The nights I had come to realise were the worst, the blackness choked me as the covers cobrad, squeezing out the last traces of human emotion I could muster at ten years old. But now as I stand looking at the marble tomb below, with the faint whir of the vicar echoing off the tombstones, I know that I have nothing. The only person in my entire life who had loved me wholeheartedly, without fear or virtue, was now six feet under, rotting from the inside out. The drum of her heart had forever been silenced - and what once harboured the soul of my outgoing, adventurous, and beautiful sister – was just a scarred shell. A reminder of a decision from a mind that had been clouded by the debris of depression, and all the monsters that thrived there.
A choked cry, spurted out from behind me, which only fuelled my rage further. She was so close I could taste the knock-off Chanel that she wore as religiously as a nun’s cross. She had chosen to wear a black pant suit, twenty years out of fashion, so heavily coated with the smell of moth balls, that even her copious amounts of ‘Chanel’ hadn’t completely masked it. The jacket was ripped under each arm-pit from her former heavier days, but it now hung lose on her feeble structure, like a lab jacket traced across a skeleton in a biology classroom. The pants were tattered and worn, we had been stopped twice in the procession so strangers could give the tramp some loose change, which now jingled every time a gust blew. But nothing was as worn as her emotions, between the Botox and rhinoplasty she had been able to shed a tear or two, for good measure of course.

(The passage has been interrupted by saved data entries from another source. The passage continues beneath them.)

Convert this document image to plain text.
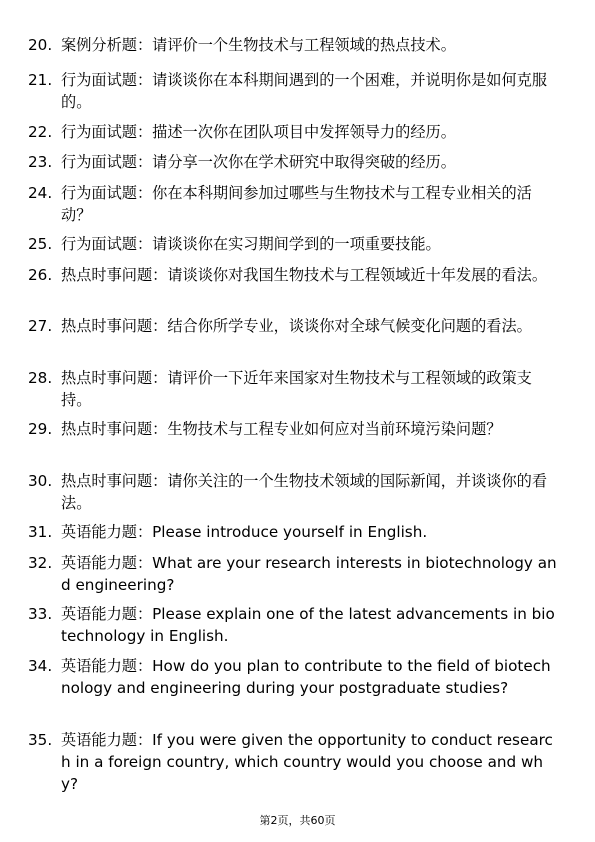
20. 案例分析题：请评价一个生物技术与工程领域的热点技术。
21. 行为面试题：请谈谈你在本科期间遇到的一个困难，并说明你是如何克服的。
22. 行为面试题：描述一次你在团队项目中发挥领导力的经历。
23. 行为面试题：请分享一次你在学术研究中取得突破的经历。
24. 行为面试题：你在本科期间参加过哪些与生物技术与工程专业相关的活动？
25. 行为面试题：请谈谈你在实习期间学到的一项重要技能。
26. 热点时事问题：请谈谈你对我国生物技术与工程领域近十年发展的看法。
27. 热点时事问题：结合你所学专业，谈谈你对全球气候变化问题的看法。
28. 热点时事问题：请评价一下近年来国家对生物技术与工程领域的政策支持。
29. 热点时事问题：生物技术与工程专业如何应对当前环境污染问题？
30. 热点时事问题：请你关注的一个生物技术领域的国际新闻，并谈谈你的看法。
31. 英语能力题：Please introduce yourself in English.
32. 英语能力题：What are your research interests in biotechnology and engineering?
33. 英语能力题：Please explain one of the latest advancements in biotechnology in English.
34. 英语能力题：How do you plan to contribute to the field of biotechnology and engineering during your postgraduate studies?
35. 英语能力题：If you were given the opportunity to conduct research in a foreign country, which country would you choose and why?
第2页，共60页
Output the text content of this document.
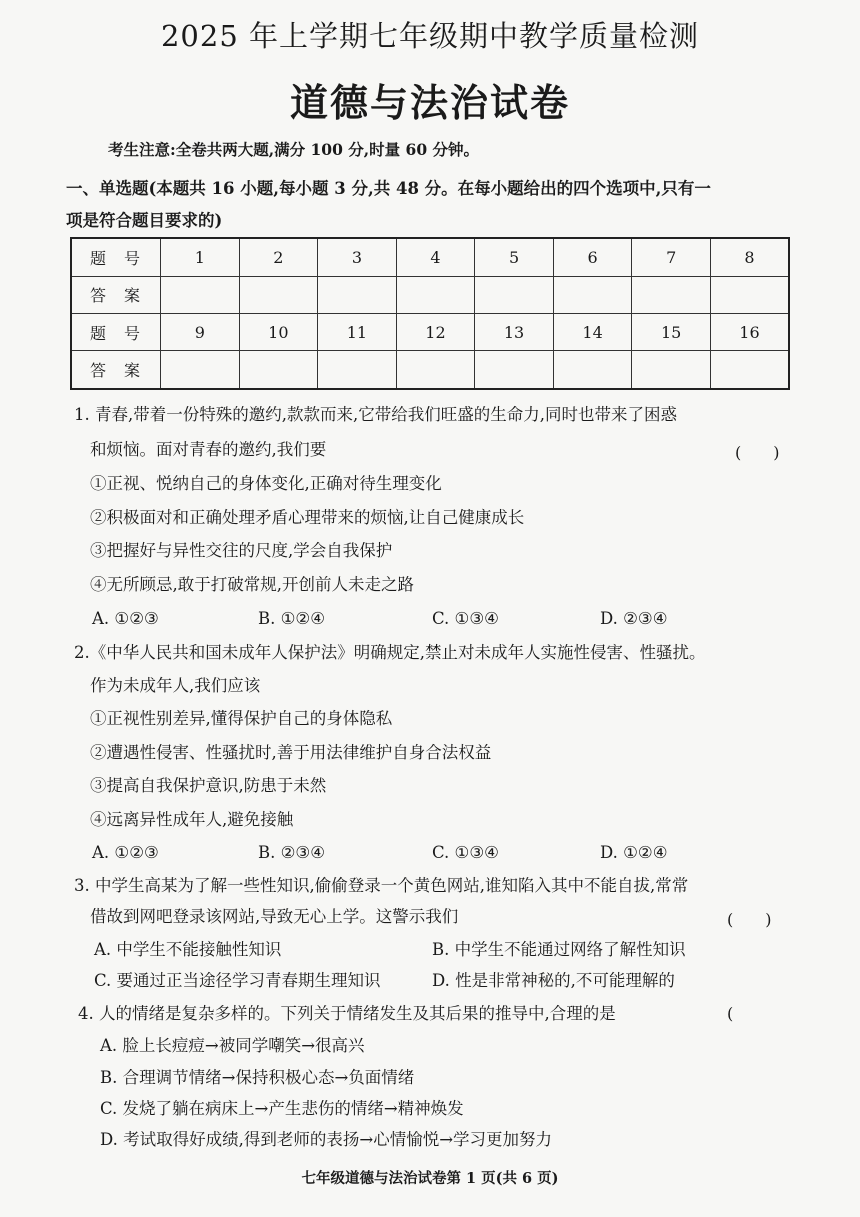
2025 年上学期七年级期中教学质量检测
道德与法治试卷
考生注意:全卷共两大题,满分 100 分,时量 60 分钟。
一、单选题(本题共 16 小题,每小题 3 分,共 48 分。在每小题给出的四个选项中,只有一
项是符合题目要求的)
题号	1	2	3	4	5	6	7	8
答案								
题号	9	10	11	12	13	14	15	16
答案								
1. 青春,带着一份特殊的邀约,款款而来,它带给我们旺盛的生命力,同时也带来了困惑
和烦恼。面对青春的邀约,我们要	(　　)
①正视、悦纳自己的身体变化,正确对待生理变化
②积极面对和正确处理矛盾心理带来的烦恼,让自己健康成长
③把握好与异性交往的尺度,学会自我保护
④无所顾忌,敢于打破常规,开创前人未走之路
A. ①②③	B. ①②④	C. ①③④	D. ②③④
2.《中华人民共和国未成年人保护法》明确规定,禁止对未成年人实施性侵害、性骚扰。
作为未成年人,我们应该
①正视性别差异,懂得保护自己的身体隐私
②遭遇性侵害、性骚扰时,善于用法律维护自身合法权益
③提高自我保护意识,防患于未然
④远离异性成年人,避免接触
A. ①②③	B. ②③④	C. ①③④	D. ①②④
3. 中学生高某为了解一些性知识,偷偷登录一个黄色网站,谁知陷入其中不能自拔,常常
借故到网吧登录该网站,导致无心上学。这警示我们	(　　)
A. 中学生不能接触性知识	B. 中学生不能通过网络了解性知识
C. 要通过正当途径学习青春期生理知识	D. 性是非常神秘的,不可能理解的
4. 人的情绪是复杂多样的。下列关于情绪发生及其后果的推导中,合理的是	(
A. 脸上长痘痘→被同学嘲笑→很高兴
B. 合理调节情绪→保持积极心态→负面情绪
C. 发烧了躺在病床上→产生悲伤的情绪→精神焕发
D. 考试取得好成绩,得到老师的表扬→心情愉悦→学习更加努力
七年级道德与法治试卷第 1 页(共 6 页)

Holding up a handkerchief that was dirtier than a beggar’s pants, she dabbed at her fake tan soaked cheeks, continuously checking the crowd to make sure all eyes were on the ‘poor grieving mother’. Had I not been under five feet tall, I would have turned around and slapped her straight across the very cheeks she was once again dabbing. However, I remained facing forward, staring into the abyss of the darkness below that was my sisters new place of residence.
The pressure of her hands resting on my shoulders became unbearable, and burned as if she was attempting to solder herself to me. An Oscar-worthy performance as a truly loving mother, who would ‘do anything for HER kids’. Although my mother could act like the perfect house wife, it would never be enough to receive a standing ovation. The casual prostitution had enabled vicarious walks of men to play at being our ‘daddies’, and there were more sex toys and dildos, than dollies and teddies. But for appearances sake, my mother was an Avon representative - door to door sales of luxurious products and goods – the minor detail in this was that ‘she’ was the goods, and further away from the luxurious side than she liked to believed. As her grip relaxed on my shoulders, it became evident that she was tiring of pretending, the façade was beginning to crack. As her fingertips slackened and finally dropped to her sides, the burden of her emotions left my shoulders. It was evident to anyone who knew her, that the only struggle she was facing, was the payment and the inconvenience of the whole affair. Melody’s death had come at a time that hadn’t suited my mother, she was far too stressed from her latest sugar daddy’s departure, to be dealing with such a serious ordeal. That paralleled with the payment had left my mother in a whole other form of mourning.
She had always been selfish. Even from being too young to know better, I had always believed that the most important person in my mothers’ life was herself. Now that one of the annoyances that had consumed some of her time had, as she put it, ‘offed herself’, she could concentrate that lost time back toward HERself, and HER needs. I felt each pair of eyes at the procession, each judgement falling upon her, and I wouldn’t deter the blame, the ‘if only’s’ flowed through my brain as I scrambled for things I could have done, could have prevented, to save her from herself. The demons that had eaten away at her, I truly believed came from the exchange of my mother’s soul, to rid her of one annoyance and then later they would surely come for me. Just to irk her for the rest of her godforsaken life, I would cling on, fight the demons, and make her squirm under my own successes. I wouldn’t become Melody. I wouldn’t become my mother. I couldn’t.